I don't suppose it will catch on but it might be worth reflecting on precisely why we do what we do, if only so we don't take any of it too seriously. Anyway, roll on Friday and Algeria and Cry God for England, Wayne and St Edmund!


  1. Wales are the only UK nation to have their own homeborn saint. Patrick (Welsh slave) Andrew (Jewish) and George (Byzantine Greek, not a Turk they came later) There's no reason whatsoever for the English to re-adopt Edmund, instead we have George, a historically and legendary example of bravery in defence of the poor and the defenceless and of the Christian faith, so not a bad guy as an example to follow. Nor is there any mention of George being a murdering thug, unless you count all soldiers in the Roman army to be murdering thugs, he was executed by the Roman Emperor Diocletian for protesting about his persecution of Christians, doesn't sound so psychotic to me.

  2. St George is perfect for England. He represents an ethnically diverse nation that has stood for its principles in the face of tyranny.

    I'd hate to change to a saint that was English, (like St Patrick)and I'd defend Scotland's right to have a 'foreign' saint too.

  3. It seems a bit strange to have a foreign saint with absolutely no connection to England, especially one grafted onto the national consciousness by an occupying group.

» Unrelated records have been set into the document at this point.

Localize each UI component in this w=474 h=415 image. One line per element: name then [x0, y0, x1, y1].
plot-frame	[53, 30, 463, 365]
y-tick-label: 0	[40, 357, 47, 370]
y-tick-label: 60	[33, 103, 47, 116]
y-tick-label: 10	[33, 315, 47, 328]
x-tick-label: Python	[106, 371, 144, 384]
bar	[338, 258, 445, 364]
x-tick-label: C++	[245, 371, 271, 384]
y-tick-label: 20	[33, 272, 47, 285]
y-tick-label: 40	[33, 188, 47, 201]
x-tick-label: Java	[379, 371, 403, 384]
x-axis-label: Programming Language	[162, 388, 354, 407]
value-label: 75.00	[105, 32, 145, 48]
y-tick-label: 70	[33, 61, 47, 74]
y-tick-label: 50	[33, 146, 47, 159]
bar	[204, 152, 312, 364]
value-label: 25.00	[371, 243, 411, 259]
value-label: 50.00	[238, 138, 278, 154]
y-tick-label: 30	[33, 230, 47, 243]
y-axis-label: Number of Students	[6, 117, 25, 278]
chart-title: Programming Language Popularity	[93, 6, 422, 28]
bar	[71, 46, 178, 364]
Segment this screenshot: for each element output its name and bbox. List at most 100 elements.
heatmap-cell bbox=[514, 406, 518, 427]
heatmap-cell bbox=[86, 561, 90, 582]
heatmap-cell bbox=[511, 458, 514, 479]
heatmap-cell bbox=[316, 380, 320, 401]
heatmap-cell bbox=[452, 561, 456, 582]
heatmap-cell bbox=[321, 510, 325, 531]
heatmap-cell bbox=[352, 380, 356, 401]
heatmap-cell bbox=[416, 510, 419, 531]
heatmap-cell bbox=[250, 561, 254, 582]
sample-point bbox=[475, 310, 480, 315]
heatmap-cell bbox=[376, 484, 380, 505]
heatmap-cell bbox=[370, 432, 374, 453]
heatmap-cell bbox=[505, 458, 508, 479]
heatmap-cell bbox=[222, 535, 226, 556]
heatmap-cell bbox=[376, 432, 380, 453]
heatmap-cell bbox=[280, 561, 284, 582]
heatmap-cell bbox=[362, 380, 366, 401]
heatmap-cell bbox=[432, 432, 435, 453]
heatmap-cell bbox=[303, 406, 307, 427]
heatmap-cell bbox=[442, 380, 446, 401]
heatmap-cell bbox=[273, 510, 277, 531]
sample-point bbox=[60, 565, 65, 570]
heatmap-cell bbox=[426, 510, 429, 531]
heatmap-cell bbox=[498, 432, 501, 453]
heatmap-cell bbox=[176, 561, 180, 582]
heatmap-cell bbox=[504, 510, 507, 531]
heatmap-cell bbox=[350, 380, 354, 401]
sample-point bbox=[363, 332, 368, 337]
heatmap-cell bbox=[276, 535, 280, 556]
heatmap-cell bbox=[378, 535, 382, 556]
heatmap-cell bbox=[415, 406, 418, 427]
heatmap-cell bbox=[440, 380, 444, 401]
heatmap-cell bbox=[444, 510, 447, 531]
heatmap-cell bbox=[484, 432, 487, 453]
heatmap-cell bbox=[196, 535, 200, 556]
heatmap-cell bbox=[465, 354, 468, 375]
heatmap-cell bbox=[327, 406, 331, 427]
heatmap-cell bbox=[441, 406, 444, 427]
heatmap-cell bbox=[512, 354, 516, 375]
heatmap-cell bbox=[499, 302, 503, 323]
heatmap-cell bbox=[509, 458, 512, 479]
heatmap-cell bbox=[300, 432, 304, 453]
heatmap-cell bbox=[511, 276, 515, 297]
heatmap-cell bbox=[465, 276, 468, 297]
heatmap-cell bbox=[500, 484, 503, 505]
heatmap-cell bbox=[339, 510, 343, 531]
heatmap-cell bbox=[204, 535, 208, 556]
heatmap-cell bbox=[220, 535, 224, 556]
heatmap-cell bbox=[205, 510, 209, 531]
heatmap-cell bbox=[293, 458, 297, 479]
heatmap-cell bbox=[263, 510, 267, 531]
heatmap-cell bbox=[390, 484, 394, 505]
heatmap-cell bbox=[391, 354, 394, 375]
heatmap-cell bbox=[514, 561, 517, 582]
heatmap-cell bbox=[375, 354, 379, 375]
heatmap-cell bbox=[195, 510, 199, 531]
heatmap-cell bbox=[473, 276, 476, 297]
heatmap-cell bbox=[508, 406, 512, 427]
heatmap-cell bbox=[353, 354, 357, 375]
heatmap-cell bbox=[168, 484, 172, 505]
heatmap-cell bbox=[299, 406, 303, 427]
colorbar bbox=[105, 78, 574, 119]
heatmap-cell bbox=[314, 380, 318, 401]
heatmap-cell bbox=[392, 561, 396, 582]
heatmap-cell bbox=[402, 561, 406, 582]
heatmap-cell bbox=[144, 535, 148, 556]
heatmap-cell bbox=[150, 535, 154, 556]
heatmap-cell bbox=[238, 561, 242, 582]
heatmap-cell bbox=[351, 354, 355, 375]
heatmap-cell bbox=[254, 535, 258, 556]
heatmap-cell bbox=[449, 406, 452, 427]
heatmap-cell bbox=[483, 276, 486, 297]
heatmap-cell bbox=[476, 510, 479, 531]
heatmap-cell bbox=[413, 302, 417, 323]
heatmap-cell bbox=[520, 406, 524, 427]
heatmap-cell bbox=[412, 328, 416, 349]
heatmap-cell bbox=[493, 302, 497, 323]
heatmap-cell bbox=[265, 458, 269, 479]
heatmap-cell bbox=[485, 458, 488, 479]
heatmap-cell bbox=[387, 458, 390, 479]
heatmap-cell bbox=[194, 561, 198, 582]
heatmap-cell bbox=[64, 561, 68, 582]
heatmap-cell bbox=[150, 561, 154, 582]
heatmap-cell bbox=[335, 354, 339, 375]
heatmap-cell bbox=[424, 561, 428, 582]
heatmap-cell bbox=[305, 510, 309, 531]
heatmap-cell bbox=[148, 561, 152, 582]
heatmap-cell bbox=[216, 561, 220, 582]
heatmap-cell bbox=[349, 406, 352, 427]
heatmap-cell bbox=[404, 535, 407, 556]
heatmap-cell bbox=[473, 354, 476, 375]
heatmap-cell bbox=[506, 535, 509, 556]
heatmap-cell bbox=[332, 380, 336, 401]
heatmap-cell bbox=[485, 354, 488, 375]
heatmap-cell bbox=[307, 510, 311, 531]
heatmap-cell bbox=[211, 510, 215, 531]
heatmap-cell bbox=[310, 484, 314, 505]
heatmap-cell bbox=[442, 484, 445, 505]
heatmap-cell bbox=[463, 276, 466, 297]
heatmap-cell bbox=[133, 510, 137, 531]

    The emblem of St Edmund was carried at Agincourt so his place was assured until relatively recently.

  4. Andy, England has a very rich genetic mix and it always has.

    I always say I’m 50% Irish and 100% English. I don’t say this because I’m crap at maths. I’m trying to say that genetically my mother’s side came from Ireland, but I have only ever lived in England. I therefore consider myself to be English. That’s who I am and no one can deny me that fact.

    There is a concept called “civic nationalism”. This is where anyone, regardless of race, place of birth etc etc, can subscribe to a set of values and call themselves a citizen of that nation. It serves a community very well when there is a large influx of immigrants and has been used by the USA very effectively.

    They swear allegiance to 'the flag' (largely based upon the East Indian Company I believe) and constitution of the United States. They are really subscribing to the “American way” and all are welcome, so long as they believe in its basic precepts.

    No one else has taken a more diverse set of people and integrated them so effectively. Everyone can still hang onto their Italian-American, African-American, Jewish-American identity, but they're American first. This is the nationalist model I subscribe to.

    I therefore think SG is as good an 'English bloke' as any other. So I'll barak (of unknown origin) for them.

  5. Thank you Terry, I agree entirely.